Probably not mockery - or support - but merely trying to draw parallels with real-world events to (undeservedly) make the game narrative more “real” and complex and powerful (even though those parallels don’t really work in the game), without thinking through what that actually meant and what the repercussions would be. They might have written in the BLM reference at a point when they thought BLM was a semi-obscure movement that would stay that way. Now they’re trying to obscure their ham-fisted writing by denying a connection - which, in some sense is true, because although real-world references were stolen to lend their narrative more weight, their weird, fictionalized versions of these references don’t really make that much sense in their new contexts, and thus connecting them to their origins doesn’t inform one’s understanding of the fiction, either.
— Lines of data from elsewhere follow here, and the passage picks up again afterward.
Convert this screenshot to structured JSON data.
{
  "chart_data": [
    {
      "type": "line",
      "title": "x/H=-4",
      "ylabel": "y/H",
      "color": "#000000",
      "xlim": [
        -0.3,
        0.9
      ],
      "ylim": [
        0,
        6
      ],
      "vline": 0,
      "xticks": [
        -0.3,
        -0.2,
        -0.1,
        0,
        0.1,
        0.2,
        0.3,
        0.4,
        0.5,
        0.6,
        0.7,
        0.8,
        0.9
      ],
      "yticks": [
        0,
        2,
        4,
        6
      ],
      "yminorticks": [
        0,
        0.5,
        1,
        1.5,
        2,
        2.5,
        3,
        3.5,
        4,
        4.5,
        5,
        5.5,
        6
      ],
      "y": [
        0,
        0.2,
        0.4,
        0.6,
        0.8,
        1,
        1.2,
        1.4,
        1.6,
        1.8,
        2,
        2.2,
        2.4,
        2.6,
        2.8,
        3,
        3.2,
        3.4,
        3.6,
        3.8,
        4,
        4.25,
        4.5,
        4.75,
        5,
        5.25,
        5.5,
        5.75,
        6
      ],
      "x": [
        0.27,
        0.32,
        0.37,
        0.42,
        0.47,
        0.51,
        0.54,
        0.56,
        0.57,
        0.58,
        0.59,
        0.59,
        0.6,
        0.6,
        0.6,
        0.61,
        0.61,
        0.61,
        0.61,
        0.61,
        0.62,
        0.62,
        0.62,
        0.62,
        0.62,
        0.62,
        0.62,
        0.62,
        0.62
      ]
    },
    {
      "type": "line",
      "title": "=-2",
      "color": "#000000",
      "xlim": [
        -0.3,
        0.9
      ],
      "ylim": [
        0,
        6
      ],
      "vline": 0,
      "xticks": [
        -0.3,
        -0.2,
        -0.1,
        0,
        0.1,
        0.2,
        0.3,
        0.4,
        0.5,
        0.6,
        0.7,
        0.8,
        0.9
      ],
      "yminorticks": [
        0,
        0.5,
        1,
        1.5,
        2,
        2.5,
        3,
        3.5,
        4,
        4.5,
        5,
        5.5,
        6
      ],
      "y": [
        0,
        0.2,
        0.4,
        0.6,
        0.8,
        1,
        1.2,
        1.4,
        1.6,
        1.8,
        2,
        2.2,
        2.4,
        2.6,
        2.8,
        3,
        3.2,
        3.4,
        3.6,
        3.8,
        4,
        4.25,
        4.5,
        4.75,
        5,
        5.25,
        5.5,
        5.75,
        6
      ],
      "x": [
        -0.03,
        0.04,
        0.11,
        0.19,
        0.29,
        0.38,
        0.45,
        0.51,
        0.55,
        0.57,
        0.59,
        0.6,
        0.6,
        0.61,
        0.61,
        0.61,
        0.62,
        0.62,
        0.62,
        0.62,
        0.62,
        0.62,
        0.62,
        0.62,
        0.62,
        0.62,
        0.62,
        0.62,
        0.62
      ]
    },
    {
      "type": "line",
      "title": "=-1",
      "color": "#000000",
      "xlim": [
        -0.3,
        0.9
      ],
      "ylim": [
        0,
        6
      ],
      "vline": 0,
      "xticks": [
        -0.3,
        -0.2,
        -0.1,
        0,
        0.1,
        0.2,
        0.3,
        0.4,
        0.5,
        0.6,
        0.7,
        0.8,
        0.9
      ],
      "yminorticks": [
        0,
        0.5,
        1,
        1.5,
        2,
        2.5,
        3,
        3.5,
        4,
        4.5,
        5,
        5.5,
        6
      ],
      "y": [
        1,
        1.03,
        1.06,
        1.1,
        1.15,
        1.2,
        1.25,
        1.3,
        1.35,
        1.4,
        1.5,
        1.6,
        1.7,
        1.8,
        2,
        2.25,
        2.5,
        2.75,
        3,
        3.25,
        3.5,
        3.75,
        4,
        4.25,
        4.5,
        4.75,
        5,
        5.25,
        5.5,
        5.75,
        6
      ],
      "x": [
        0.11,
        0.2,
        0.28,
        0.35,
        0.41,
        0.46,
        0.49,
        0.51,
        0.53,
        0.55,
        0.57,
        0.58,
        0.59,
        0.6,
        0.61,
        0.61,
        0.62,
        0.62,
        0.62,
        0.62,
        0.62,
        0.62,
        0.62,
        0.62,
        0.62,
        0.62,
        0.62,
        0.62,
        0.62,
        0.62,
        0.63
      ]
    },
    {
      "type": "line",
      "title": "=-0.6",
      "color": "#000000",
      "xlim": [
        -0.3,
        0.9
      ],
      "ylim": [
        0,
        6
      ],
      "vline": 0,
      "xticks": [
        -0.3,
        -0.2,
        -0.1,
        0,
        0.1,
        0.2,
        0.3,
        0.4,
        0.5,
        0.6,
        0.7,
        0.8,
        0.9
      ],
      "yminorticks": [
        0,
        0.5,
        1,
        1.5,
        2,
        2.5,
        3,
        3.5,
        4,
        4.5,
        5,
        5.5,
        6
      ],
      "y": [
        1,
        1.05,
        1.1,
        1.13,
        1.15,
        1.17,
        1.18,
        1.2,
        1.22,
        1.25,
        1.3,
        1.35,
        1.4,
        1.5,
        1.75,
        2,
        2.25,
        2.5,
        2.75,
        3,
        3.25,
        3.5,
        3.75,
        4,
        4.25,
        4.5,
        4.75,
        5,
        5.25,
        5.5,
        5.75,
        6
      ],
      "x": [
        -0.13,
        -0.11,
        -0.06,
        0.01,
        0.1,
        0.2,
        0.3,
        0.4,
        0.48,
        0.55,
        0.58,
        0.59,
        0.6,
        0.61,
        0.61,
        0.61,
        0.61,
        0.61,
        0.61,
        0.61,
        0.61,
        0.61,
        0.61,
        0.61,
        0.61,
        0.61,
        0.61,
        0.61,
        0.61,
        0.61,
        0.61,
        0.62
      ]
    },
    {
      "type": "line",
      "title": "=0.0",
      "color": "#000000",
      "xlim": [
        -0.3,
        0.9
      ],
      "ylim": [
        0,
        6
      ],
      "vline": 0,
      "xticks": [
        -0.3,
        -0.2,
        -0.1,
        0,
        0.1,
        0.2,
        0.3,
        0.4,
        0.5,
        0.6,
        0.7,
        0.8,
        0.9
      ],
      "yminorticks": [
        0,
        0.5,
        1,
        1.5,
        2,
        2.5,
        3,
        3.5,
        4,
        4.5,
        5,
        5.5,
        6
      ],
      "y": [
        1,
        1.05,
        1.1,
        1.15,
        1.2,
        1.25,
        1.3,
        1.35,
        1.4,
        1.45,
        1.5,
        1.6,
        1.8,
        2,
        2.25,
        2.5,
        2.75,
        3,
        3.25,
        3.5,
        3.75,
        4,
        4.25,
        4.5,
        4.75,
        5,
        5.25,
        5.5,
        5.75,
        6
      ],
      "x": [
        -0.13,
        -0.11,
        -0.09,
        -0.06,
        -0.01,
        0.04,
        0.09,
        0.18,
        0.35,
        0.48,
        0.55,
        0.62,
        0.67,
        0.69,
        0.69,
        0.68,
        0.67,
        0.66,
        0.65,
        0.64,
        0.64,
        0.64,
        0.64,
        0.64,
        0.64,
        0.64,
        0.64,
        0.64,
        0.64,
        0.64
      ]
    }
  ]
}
Outside of indie development, this just doesn’t happen, for a variety of reasons, and it’s embarrassing. Any time anything gets close to being real, it ends up being handled clumsily, to the point of being somewhat offensive, even when well-intentioned. It’s because thinking about things like this just isn’t usually part of the AAA developer skill-set.


#20

We’re talking about a piece of concept art. Not a continual message or a hashtag used for updates about the game. Granted when the game is released, it could prove to be a major theme, but even then the idea of police brutality and fear of the ‘other’ goes back a long way. All fiction is ‘stolen’ from real world events in some way. Maybe I’m too far from the issue to understand, maybe I’m jaded towards this sort of thing, maybe I just don’t like the way people seem to find outrage over fictional content when there are non-fictional events to be upset about, but you have every right to your feelings.